The distribution of muscarinic subtypes relative to glyt-1. Maximum projection images of five optical confocal sections showed immunoreactivity to the mAChR subtypes (top row) and glyt-1 (middle row). Colocalization was limited. A small proportion of amacrine cells that expressed m1, m2, and m4 also expressed glyt-1. Cells expressing m3 and m5 did not express glyt-1. Confocal images of five optical sections were obtained in 0.5-μm intervals. Scale bar, 50 μm.

Figure 9.

Pair-wise comparisons of m1, m3, and m5 immunoreactivity relative to that of m2. Maximum projection images of five optical confocal sections shows immunoreactivity to m1, m3, and m5 (top row) relative to m2 immunoreactivity (middle row). There was very limited colocalization between m1 and m2 (left). Subsets of bipolar, amacrine, and ganglion cells expressed both m3 and m2 (middle), whereas only cells in the GCL expressed both m5 and m2 (right). Confocal images of five optical sections were obtained in 0.5-μm intervals. Scale bar, 32 μm.

Figure 10.

Pair-wise comparisons of m1, m3, and m5 immunoreactivity relative to m4. Maximum projection images of five optical confocal sections showed immunoreactivity to m1, m3, and m5 (top row) relative to m4 immunoreactivity (middle row).

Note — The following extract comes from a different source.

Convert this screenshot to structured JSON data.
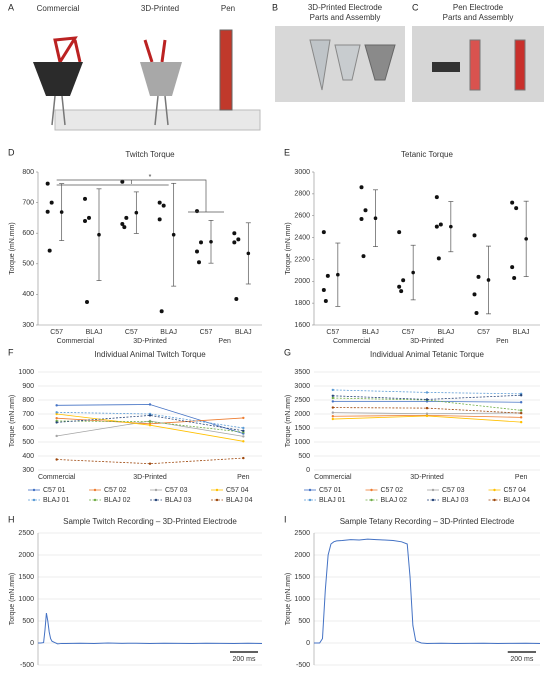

The labeling patterns of m1 and m4 (left) and m5 and m4 (right) were distinctly similar but limited to the IPL and GCL. There was no apparent colocalization of m3 and m4 in neural retina, but there was apparent colocalization in the NFL (middle). Confocal images of five optical sections were obtained in 0.5-μm intervals. Scale bar, 50 μm.

Figure 11.

Comparison of m2 mAChR expression relative to m4 mAChR expression. Maximum projection images of five optical confocal sections showed immunoreactivity to antibodies against m2 (top) and antibodies against m4 (middle). Most of the cells in the INL expressed m2 but not m4. Immunoreactivity for both subtypes was broadly distributed throughout the IPL. More detailed examination showed two narrow bands in the IPL that were immunoreactive for m4 but not m2. One band was located in the outer portion of the OFF sublamina, and the other band was located in the outer portion of the ON sublamina. Most of the cells in the GCL expressed m4 but not m2. A small subset of RGCs was immunoreactive to antibodies against both m2 and m4. Confocal images of five optical sections were obtained in 0.5-μm intervals. Scale bar, 50 μm.